[29 novembre 2010] NEW YORK & GENÈVE - « Sans un changement de cap majeur dans les politiques actuelles, les émissions de gaz à effet de serre provenant de l'agriculture pourraient augmenter de 40 % d'ici 2030 », avertit le Rapporteur spécial de l’ONU sur le droit à l'alimentation.
Celui-ci appelle donc les négociateurs présents au sommet de Cancun à aborder de front les politiques climatiques et agricoles afin de lutter efficacement contre le changement climatique et réduire ainsi son impact désastreux sur le droit à l'alimentation. Pour De Schutter, Cancun devrait montrer la voie vers un « Plan Marshall Vert » pour l'agriculture.
« Les négociations qui démarrent aujourd'hui à Cancun sont cruciales pour garantir le droit à l'alimentation de centaines de millions de personnes », déclare M. De Schutter. « Il est en effet vital de réduire au plus vite les émissions de gaz à effet de serre et de soutenir l’adaptation des pays pauvres. Toutefois, une action tout aussi vigoureuse doit voir le jour pour mettre en place une production alimentaire durable qui accroisse les moyens de subsistance des communautés pauvres – premières victimes du changement climatique. »
L'impact du changement climatique sur la volatilité des marchés et sur la production agricole dans les pays en développement est maintenant bien documenté. Le Groupe d'Experts Intergouvernemental sur l'Évolution du Climat (GIEC) estime ainsi qu’en Afrique australe, les rendements de l'agriculture pluviale pourraient chuter de 50% entre 2000 et 2020, et que les zones arides et semi-arides pourraient augmenter de 60 à 90 millions d’hectares supplémentaires avant 2080. A cette date, la faim risque d’affecter 600 millions de personnes supplémentaires en conséquence directe du changement climatique.
« Ces projections sont terribles, et l’approche actuelle visant à stimuler la production alimentaire par davantage d’engrais chimiques et par la multiplication des grandes plantations fortement mécanisées aggrave le problème », met en garde l’expert de l’ONU.
« L'agriculture est déjà directement responsable de 14% des émissions de gaz à effet de serre d'origine humaine – et jusqu'à un tiers de celles-ci si l'on inclut le dioxyde de carbone produit par la déforestation pratiquée pour étendre les cultures et les pâturages », explique-t-il. « Il est clair que ce chiffre va augmenter dans les prochaines années. Poursuivre aveuglément dans la voie de l'agriculture industrielle est donc totalement insoutenable et porte atteinte au droit à l'alimentation de millions de petits exploitants agricoles et de communautés vulnérables. Ce dont nous avons besoin, c'est d’un ‘Plan Marshall Vert’ afin d'encourager la transition mondiale vers une production alimentaire pauvre en carbone et tournée vers les besoins des communautés rurales vulnérables et des petits exploitants. »

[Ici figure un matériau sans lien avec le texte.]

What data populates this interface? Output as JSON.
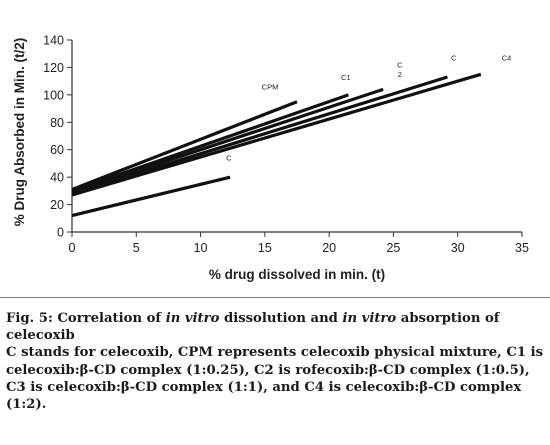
{
  "chart_data": {
    "type": "line",
    "title": "",
    "xlabel": "% drug dissolved in min. (t)",
    "ylabel": "% Drug Absorbed in Min. (t/2)",
    "xlim": [
      0,
      35
    ],
    "ylim": [
      0,
      140
    ],
    "xticks": [
      "0",
      "5",
      "10",
      "15",
      "20",
      "25",
      "30",
      "35"
    ],
    "yticks": [
      "0",
      "20",
      "40",
      "60",
      "80",
      "100",
      "120",
      "140"
    ],
    "grid": false,
    "series": [
      {
        "name": "C",
        "x": [
          0,
          12.3
        ],
        "y": [
          12,
          40
        ]
      },
      {
        "name": "CPM",
        "x": [
          0,
          17.5
        ],
        "y": [
          31,
          95
        ]
      },
      {
        "name": "C1",
        "x": [
          0,
          21.5
        ],
        "y": [
          30,
          100
        ]
      },
      {
        "name": "C2",
        "x": [
          0,
          24.2
        ],
        "y": [
          29,
          104
        ]
      },
      {
        "name": "C3",
        "x": [
          0,
          29.2
        ],
        "y": [
          28,
          113
        ]
      },
      {
        "name": "C4",
        "x": [
          0,
          31.8
        ],
        "y": [
          27,
          115
        ]
      }
    ],
    "series_labels": [
      {
        "text": "C",
        "x": 12.2,
        "y": 52
      },
      {
        "text": "CPM",
        "x": 15.4,
        "y": 104
      },
      {
        "text": "C1",
        "x": 21.3,
        "y": 111
      },
      {
        "text": "C",
        "x": 25.5,
        "y": 120
      },
      {
        "text": "2",
        "x": 25.5,
        "y": 113
      },
      {
        "text": "C",
        "x": 29.7,
        "y": 125
      },
      {
        "text": "C4",
        "x": 33.8,
        "y": 125
      }
    ]
  },
  "caption": {
    "fig_label": "Fig. 5: Correlation of ",
    "fig_italic1": "in vitro",
    "fig_mid": " dissolution and ",
    "fig_italic2": "in vitro",
    "fig_end": " absorption of celecoxib",
    "body": "C stands for celecoxib, CPM represents celecoxib physical mixture, C1 is celecoxib:β-CD complex (1:0.25), C2 is rofecoxib:β-CD complex (1:0.5), C3 is celecoxib:β-CD complex (1:1), and C4 is celecoxib:β-CD complex (1:2)."
  }
}
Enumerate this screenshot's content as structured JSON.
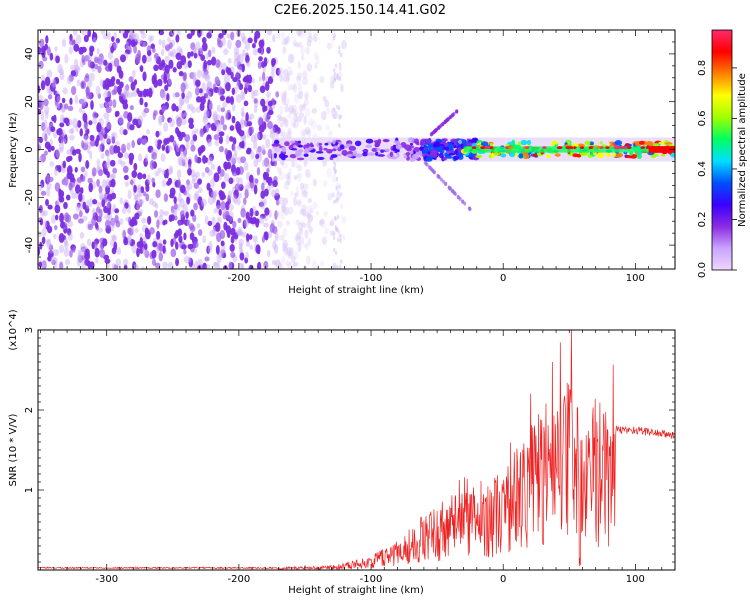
{
  "title": "C2E6.2025.150.14.41.G02",
  "chart_data": [
    {
      "type": "heatmap",
      "xlabel": "Height of straight line (km)",
      "ylabel": "Frequency (Hz)",
      "xlim": [
        -352,
        130
      ],
      "ylim": [
        -50,
        50
      ],
      "xticks": [
        -300,
        -200,
        -100,
        0,
        100
      ],
      "xtick_labels": [
        "-300",
        "-200",
        "-100",
        "0",
        "100"
      ],
      "yticks": [
        -40,
        -20,
        0,
        20,
        40
      ],
      "ytick_labels": [
        "-40",
        "-20",
        "0",
        "20",
        "40"
      ],
      "colorbar": {
        "label": "Normalized spectral amplitude",
        "ticks": [
          0.0,
          0.2,
          0.4,
          0.6,
          0.8
        ],
        "tick_labels": [
          "0.0",
          "0.2",
          "0.4",
          "0.6",
          "0.8"
        ],
        "range": [
          0,
          0.95
        ],
        "colors": [
          "#f0d6ff",
          "#c9a3ff",
          "#8a2be2",
          "#3a00ff",
          "#0050ff",
          "#00e0ff",
          "#00ff60",
          "#a0ff00",
          "#ffff00",
          "#ff8000",
          "#ff0000",
          "#ff2a6a"
        ]
      },
      "regions": [
        {
          "x_range": [
            -352,
            -160
          ],
          "freq_range": [
            -50,
            50
          ],
          "amplitude": 0.05,
          "description_level": "scattered noise"
        },
        {
          "x_range": [
            -175,
            -50
          ],
          "freq_center": 0,
          "freq_halfwidth": 4,
          "amplitude": 0.2
        },
        {
          "x_range": [
            -60,
            -20
          ],
          "freq_center": 0,
          "freq_halfwidth": 4,
          "amplitude": 0.3
        },
        {
          "x_range": [
            -30,
            130
          ],
          "freq_center": 0,
          "freq_halfwidth": 3,
          "amplitude": 0.7
        }
      ]
    },
    {
      "type": "line",
      "xlabel": "Height of straight line (km)",
      "ylabel": "SNR (10 * V/V)",
      "y_multiplier": "(x10^4)",
      "xlim": [
        -352,
        130
      ],
      "ylim": [
        0,
        3
      ],
      "xticks": [
        -300,
        -200,
        -100,
        0,
        100
      ],
      "xtick_labels": [
        "-300",
        "-200",
        "-100",
        "0",
        "100"
      ],
      "yticks": [
        1,
        2,
        3
      ],
      "ytick_labels": [
        "1",
        "2",
        "3"
      ],
      "color": "#ee2222",
      "envelope": [
        {
          "x": -352,
          "y": 0.03
        },
        {
          "x": -170,
          "y": 0.03
        },
        {
          "x": -130,
          "y": 0.05
        },
        {
          "x": -100,
          "y": 0.15
        },
        {
          "x": -80,
          "y": 0.35
        },
        {
          "x": -60,
          "y": 0.6
        },
        {
          "x": -40,
          "y": 0.85
        },
        {
          "x": -20,
          "y": 0.95
        },
        {
          "x": 0,
          "y": 1.1
        },
        {
          "x": 15,
          "y": 1.5
        },
        {
          "x": 30,
          "y": 1.8
        },
        {
          "x": 45,
          "y": 1.9
        },
        {
          "x": 55,
          "y": 2.3
        },
        {
          "x": 60,
          "y": 1.3
        },
        {
          "x": 70,
          "y": 1.9
        },
        {
          "x": 85,
          "y": 1.75
        },
        {
          "x": 100,
          "y": 1.75
        },
        {
          "x": 130,
          "y": 1.68
        }
      ],
      "peak": {
        "x": 58,
        "y": 3.0
      }
    }
  ]
}
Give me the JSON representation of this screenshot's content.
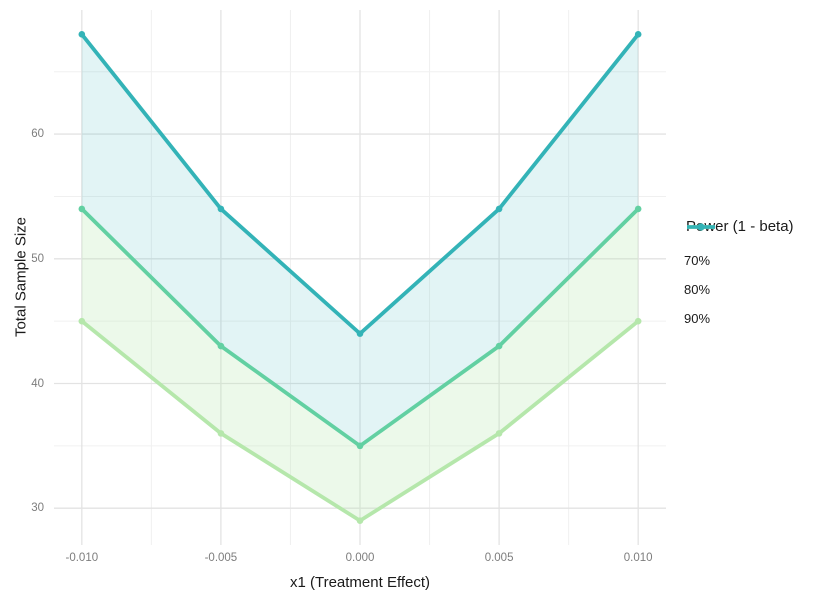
{
  "chart_data": {
    "type": "line",
    "title": "",
    "xlabel": "x1 (Treatment Effect)",
    "ylabel": "Total Sample Size",
    "x": [
      -0.01,
      -0.005,
      0.0,
      0.005,
      0.01
    ],
    "series": [
      {
        "name": "70%",
        "values": [
          45,
          36,
          29,
          36,
          45
        ],
        "color": "#b5e7ab"
      },
      {
        "name": "80%",
        "values": [
          54,
          43,
          35,
          43,
          54
        ],
        "color": "#62d0a2"
      },
      {
        "name": "90%",
        "values": [
          68,
          54,
          44,
          54,
          68
        ],
        "color": "#33b3b7"
      }
    ],
    "ribbons": [
      {
        "lower_series": 0,
        "upper_series": 1,
        "fill": "#b5e7ab",
        "opacity": 0.25
      },
      {
        "lower_series": 1,
        "upper_series": 2,
        "fill": "#33b3b7",
        "opacity": 0.14
      }
    ],
    "xlim": [
      -0.011,
      0.011
    ],
    "ylim": [
      27.05,
      69.95
    ],
    "x_ticks": {
      "values": [
        -0.01,
        -0.005,
        0.0,
        0.005,
        0.01
      ],
      "labels": [
        "-0.010",
        "-0.005",
        "0.000",
        "0.005",
        "0.010"
      ]
    },
    "y_ticks": {
      "values": [
        30,
        40,
        50,
        60
      ],
      "labels": [
        "30",
        "40",
        "50",
        "60"
      ]
    },
    "x_minor": [
      -0.0075,
      -0.0025,
      0.0025,
      0.0075
    ],
    "y_minor": [
      35,
      45,
      55,
      65
    ],
    "grid": "on",
    "marker": "circle",
    "legend": {
      "title": "Power (1 - beta)",
      "position": "right",
      "items": [
        {
          "label": "70%"
        },
        {
          "label": "80%"
        },
        {
          "label": "90%"
        }
      ]
    },
    "colors": {
      "background": "#ffffff",
      "grid_major": "#e3e3e3",
      "grid_minor": "#f0f0f0",
      "tick_label": "#7d7d7d",
      "axis_title": "#1a1a1a",
      "legend_text": "#1a1a1a"
    }
  }
}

Pour De Schutter, l’agro-écologie – c’est-à-dire les techniques agricoles qui préservent les ressources naturelles et qui émettent peu de gaz à effet de serre – offre une voie alternative crédible, capable d'atténuer le changement climatique, d’augmenter les niveaux de production et d’améliorer les moyens de subsistance des communautés rurales pauvres en réduisant leur dépendance vis-à-vis des intrants chimiques coûteux.
« Des politiques et programmes ambitieux doivent être mis en place pour développer les productions agro-écologiques qui prennent en compte les besoins des communautés vulnérables », explique l'expert de l'ONU. « Cela demandera des efforts sur des décennies, mais il n'y a pas de temps à perdre. Nous devons commencer maintenant pour mettre l’agriculture sur une voie écologiquement et socialement durable. Un ‘Plan Marshall Vert’ pour l'agriculture est essentiel, et même obligatoire si vous souhaitons sérieusement combattre le changement climatique et la faim dans le monde. »
Le prochain rapport du Rapporteur spécial des Nations Unies sur le droit à l'alimentation, qui sera présenté au Conseil des droits de l'homme en mars 2011, sera consacré au moyen de mettre en œuvre un tel plan et démontrera le potentiel inexploité de l'agro-écologie.